Before many pages are turned, this book turns into a fast-moving thriller, with plenty of intrigue, action and danger. Annie’s good friend and fellow reporter, Maddy, has been investigating questionable operations at Middle Texas College, an obscure community college that is deeply involved with military contracting around the world.
As Annie learns, Ed Gonzales, the president of that college, is one of Marr’s two closest friends and is taking a leading role in his campaign. Marr’s other old friend and campaign supporter, Dan Riggins, is a longtime CIA agent who’s leaving that career to return to Texas. As we soon learn, Gonzales’ young second wife is the daughter of a Mexican drug lord, and Riggins has a complicated relationship with a beautiful Peruvian woman who specializes in assassinations.

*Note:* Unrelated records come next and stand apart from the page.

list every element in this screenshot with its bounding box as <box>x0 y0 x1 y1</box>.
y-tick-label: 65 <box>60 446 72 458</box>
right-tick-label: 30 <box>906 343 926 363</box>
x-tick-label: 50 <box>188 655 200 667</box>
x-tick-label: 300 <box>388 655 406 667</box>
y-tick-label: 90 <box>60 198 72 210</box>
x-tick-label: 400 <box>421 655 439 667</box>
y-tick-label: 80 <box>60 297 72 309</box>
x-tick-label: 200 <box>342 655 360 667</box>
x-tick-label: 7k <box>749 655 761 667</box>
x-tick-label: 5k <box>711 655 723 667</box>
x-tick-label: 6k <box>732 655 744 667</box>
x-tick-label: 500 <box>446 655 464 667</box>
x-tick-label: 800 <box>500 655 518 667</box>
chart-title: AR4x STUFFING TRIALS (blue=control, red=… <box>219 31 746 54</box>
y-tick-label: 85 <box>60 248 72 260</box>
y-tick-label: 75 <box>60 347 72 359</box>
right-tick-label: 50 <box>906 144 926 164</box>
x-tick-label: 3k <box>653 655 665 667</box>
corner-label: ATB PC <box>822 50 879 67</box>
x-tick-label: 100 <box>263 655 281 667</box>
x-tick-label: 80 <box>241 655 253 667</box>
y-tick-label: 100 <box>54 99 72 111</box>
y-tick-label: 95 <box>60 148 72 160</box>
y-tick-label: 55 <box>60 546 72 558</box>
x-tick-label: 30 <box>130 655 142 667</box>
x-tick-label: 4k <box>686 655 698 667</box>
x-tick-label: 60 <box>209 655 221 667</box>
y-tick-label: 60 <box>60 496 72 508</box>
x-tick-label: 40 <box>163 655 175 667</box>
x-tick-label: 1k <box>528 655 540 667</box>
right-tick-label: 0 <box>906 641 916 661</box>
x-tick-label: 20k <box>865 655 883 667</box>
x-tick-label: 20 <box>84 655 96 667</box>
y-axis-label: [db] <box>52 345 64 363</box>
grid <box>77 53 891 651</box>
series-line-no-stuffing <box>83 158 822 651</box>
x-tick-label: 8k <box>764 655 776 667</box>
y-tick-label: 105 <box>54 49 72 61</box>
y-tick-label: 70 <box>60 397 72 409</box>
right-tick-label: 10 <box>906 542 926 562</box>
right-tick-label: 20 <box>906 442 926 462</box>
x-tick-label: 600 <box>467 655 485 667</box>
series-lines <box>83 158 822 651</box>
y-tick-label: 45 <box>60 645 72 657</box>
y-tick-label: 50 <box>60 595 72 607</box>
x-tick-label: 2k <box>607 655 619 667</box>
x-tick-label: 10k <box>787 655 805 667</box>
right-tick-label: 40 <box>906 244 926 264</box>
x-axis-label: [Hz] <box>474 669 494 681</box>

Two shocking murders make it clear just how high the stakes are and propel Annie into danger. She’s pursuing what could be the biggest story of her career, but she’s also trying to stay alive. Besides the physical danger, she’s mindful of threats to her journalistic and personal integrity.

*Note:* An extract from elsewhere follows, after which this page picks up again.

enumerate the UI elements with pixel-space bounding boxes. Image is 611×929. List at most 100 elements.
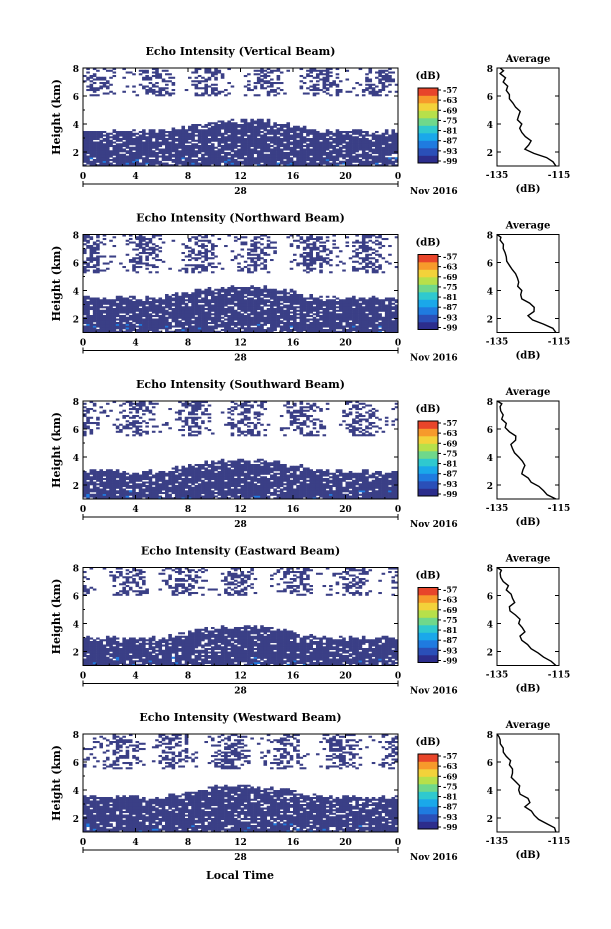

Events build to a dramatic climax that brings some resolution but also leaves the possibility that the story of Texas secession may not be over.
Nancy Stancill has been a reporter in North Carolina as well as in Texas for many years and now lives in Charlotte. She’s obviously done her homework in researching the very real secessionist movement in Texas. She also writes convincingly and knowledgeably about the woes of the newspaper industry. Her character Annie’s father is a veteran journalist himself, having spent years at small newspapers in the South, so she’s able to turn him for advice. One caveat: Annie is a generally likeable and convincing character, but, even though she appears to be aware of the perils, she’s awfully quick to get involved with the men she writes about.
The novel’s main weakness is the dialogue, which too often serves more to give information and advance the plot than to sound like real conversation. Editing could have helped that, as it could have helped avoid some sloppiness, such as the fact that two characters are, in different passages, identified as the president of the community college, and one of them, in yet another passage, is identified as its chancellor.
All in all, though, this is a credible page-turner that paints an interesting picture of life and politics in the Lone Star State.
Linda Carter Brinson writes a books blog, Briar Patch Books and lives in Stokes County near Madison.